For years I've maintained that I'm a lazy person. Those who hear me admit it protest, "But you do so much!" Yes, but one of my deep, dark secrets is that if I slow down I'll never get started again. September is a time I groan and get started again.

I don't thrive on schedules and organization. I would hate a Blackberry. I've never worn a watch. I do use a pocketbook calendar, but only because four years ago I finally faced facts: my life is too complex to manage in my head.

I am not naturally geared to chronos: clock time, demarcated time. When I'm boxed in by a schedule I have half my mind on the clock, so I don't absorb the here and now fully. Schedules threaten to overwhelm rather than help me. A year ago I tried using a month-at-a-glance calendar. It worked for the 15 minutes it took to write down a month's worth of events. Then I looked at all I had to do in four weeks and hyperventilated. My inner preschooler needs to break things down into small components to stay sane. Ask me to pick up the green blocks, and I can do it. When that's done I can move on to the red blocks. But look the whole mess in the face at once? Never.

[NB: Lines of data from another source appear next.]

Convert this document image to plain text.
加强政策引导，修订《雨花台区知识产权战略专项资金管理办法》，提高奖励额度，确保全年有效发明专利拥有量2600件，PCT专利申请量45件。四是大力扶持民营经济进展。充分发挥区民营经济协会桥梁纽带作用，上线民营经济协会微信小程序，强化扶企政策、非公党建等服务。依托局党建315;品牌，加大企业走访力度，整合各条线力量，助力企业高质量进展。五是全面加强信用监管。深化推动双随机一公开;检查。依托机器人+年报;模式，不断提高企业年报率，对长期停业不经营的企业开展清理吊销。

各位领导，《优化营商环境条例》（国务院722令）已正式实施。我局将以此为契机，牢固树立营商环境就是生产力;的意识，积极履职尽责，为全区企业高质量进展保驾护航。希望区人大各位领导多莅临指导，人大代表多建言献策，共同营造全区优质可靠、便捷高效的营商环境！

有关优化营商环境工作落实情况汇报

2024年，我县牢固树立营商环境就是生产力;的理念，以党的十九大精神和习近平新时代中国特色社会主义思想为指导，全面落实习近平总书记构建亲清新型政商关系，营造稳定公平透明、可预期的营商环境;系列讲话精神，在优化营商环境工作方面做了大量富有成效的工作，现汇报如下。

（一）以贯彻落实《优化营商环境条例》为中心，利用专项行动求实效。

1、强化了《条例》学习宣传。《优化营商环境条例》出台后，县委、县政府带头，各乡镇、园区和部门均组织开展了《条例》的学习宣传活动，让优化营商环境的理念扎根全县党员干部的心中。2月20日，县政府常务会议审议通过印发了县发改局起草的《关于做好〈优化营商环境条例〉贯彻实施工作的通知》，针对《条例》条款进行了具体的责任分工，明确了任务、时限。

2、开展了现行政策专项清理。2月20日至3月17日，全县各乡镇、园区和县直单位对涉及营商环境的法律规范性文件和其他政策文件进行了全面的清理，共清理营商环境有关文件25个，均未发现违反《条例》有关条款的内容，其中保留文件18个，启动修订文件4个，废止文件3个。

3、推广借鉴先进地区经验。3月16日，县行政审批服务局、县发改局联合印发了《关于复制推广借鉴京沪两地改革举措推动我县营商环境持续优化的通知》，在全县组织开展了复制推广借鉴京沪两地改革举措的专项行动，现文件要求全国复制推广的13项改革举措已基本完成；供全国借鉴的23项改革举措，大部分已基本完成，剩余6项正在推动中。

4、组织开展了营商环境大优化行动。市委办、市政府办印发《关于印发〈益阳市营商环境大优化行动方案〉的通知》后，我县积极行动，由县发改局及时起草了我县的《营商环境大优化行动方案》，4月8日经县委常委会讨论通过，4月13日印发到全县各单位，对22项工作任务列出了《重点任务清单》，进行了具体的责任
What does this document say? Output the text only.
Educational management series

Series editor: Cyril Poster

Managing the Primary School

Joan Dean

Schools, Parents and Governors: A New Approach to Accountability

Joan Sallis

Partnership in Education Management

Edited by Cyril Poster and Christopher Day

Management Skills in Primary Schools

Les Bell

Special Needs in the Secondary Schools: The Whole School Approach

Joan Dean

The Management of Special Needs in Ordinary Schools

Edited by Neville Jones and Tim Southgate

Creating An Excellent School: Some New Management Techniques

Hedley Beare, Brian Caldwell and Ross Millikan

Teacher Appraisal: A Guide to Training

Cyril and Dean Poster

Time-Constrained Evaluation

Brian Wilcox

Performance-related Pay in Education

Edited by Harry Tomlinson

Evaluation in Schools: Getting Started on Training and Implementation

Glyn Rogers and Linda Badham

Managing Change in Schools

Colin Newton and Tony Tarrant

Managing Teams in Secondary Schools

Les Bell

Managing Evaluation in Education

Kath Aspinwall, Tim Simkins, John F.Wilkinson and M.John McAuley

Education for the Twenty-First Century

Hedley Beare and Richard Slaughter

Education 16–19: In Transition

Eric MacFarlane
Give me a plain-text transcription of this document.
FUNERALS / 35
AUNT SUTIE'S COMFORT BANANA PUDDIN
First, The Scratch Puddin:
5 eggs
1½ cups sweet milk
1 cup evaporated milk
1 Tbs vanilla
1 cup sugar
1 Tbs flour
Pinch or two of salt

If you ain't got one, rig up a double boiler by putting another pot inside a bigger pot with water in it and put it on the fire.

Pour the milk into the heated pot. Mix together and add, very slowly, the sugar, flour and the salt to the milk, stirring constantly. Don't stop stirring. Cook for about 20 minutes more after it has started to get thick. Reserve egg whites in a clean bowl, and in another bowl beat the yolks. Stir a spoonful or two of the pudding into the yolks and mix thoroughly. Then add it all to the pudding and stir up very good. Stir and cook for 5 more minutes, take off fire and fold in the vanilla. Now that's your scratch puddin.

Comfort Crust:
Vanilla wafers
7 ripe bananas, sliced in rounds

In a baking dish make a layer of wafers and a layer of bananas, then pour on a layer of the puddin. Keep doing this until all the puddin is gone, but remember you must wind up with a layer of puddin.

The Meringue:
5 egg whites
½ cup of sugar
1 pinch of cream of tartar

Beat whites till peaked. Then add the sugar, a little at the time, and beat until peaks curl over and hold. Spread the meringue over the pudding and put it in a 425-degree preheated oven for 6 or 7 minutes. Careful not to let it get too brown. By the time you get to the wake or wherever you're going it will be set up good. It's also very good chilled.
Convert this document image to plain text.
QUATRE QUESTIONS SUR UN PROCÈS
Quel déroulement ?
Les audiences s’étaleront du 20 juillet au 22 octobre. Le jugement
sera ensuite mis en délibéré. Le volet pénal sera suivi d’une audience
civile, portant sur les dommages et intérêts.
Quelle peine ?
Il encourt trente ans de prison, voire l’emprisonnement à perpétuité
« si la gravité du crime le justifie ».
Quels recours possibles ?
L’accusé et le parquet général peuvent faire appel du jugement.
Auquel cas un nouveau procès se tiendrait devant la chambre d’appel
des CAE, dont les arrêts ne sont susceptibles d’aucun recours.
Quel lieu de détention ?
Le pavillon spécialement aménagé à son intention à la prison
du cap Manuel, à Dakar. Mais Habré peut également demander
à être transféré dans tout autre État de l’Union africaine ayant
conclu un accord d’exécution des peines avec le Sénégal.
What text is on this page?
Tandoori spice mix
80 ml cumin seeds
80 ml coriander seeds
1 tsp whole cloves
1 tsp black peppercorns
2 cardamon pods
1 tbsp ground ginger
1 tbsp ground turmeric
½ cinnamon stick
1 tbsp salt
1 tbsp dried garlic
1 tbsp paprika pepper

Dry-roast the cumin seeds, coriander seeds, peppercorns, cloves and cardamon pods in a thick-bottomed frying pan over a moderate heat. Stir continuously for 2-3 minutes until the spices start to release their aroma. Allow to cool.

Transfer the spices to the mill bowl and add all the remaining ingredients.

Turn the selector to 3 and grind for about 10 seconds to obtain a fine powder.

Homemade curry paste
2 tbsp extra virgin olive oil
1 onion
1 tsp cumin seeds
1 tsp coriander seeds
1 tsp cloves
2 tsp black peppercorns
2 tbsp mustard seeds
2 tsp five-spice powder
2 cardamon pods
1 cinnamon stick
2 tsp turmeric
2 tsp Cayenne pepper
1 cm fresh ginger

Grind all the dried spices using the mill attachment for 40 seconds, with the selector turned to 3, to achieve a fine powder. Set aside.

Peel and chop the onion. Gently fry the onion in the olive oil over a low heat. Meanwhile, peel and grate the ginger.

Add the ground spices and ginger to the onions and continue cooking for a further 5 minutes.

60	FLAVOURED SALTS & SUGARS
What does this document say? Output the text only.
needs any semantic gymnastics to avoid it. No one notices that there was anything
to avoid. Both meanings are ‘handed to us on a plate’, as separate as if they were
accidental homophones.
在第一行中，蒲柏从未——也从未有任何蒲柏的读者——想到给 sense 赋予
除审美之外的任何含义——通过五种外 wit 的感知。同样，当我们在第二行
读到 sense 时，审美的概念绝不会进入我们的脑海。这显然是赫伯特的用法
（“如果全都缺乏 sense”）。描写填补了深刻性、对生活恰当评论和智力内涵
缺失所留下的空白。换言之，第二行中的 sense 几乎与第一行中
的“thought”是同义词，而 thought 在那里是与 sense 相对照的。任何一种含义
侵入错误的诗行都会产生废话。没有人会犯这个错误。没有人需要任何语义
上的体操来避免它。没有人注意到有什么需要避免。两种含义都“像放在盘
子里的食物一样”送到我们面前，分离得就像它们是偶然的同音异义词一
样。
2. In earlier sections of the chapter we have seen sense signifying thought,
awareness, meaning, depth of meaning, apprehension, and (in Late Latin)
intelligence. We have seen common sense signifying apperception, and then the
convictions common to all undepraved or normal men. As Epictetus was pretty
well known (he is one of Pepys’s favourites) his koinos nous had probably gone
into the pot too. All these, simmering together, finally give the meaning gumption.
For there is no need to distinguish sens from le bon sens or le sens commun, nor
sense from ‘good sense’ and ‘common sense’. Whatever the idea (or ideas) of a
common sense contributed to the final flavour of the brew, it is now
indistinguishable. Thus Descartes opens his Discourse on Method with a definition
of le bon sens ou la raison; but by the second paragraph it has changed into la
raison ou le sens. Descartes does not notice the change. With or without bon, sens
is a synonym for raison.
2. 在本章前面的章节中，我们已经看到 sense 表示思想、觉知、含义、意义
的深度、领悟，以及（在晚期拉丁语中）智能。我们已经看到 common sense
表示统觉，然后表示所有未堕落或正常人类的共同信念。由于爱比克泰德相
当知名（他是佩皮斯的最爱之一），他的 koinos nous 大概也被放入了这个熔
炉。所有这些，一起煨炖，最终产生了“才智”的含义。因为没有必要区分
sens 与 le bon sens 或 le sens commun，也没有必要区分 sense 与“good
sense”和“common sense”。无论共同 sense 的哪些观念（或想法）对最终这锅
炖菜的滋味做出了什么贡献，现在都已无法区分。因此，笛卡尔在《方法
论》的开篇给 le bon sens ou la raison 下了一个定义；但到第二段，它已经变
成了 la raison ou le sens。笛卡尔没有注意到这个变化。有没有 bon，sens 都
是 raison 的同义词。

The Greeks had a second word for time, to which I relate better: kairos. We know kairos through love or pain or beauty that transcends chronological time. When you're thinking about an event long ago that feels current and alive -- so real that it is of the present -- you are experiencing kairos. It is almost a time that we re-enter rather than a time that passes by. I've read that another way to look at it is that kairos is qualitative, while chronos is quantitative.

In theology, kairos means the time when God acts. That's an interesting idea to ponder, since it sheds a different light on my September schedule. God can act at any time. The main thing to consider is if I will be so wrapped up in chronos that I won't notice what He does.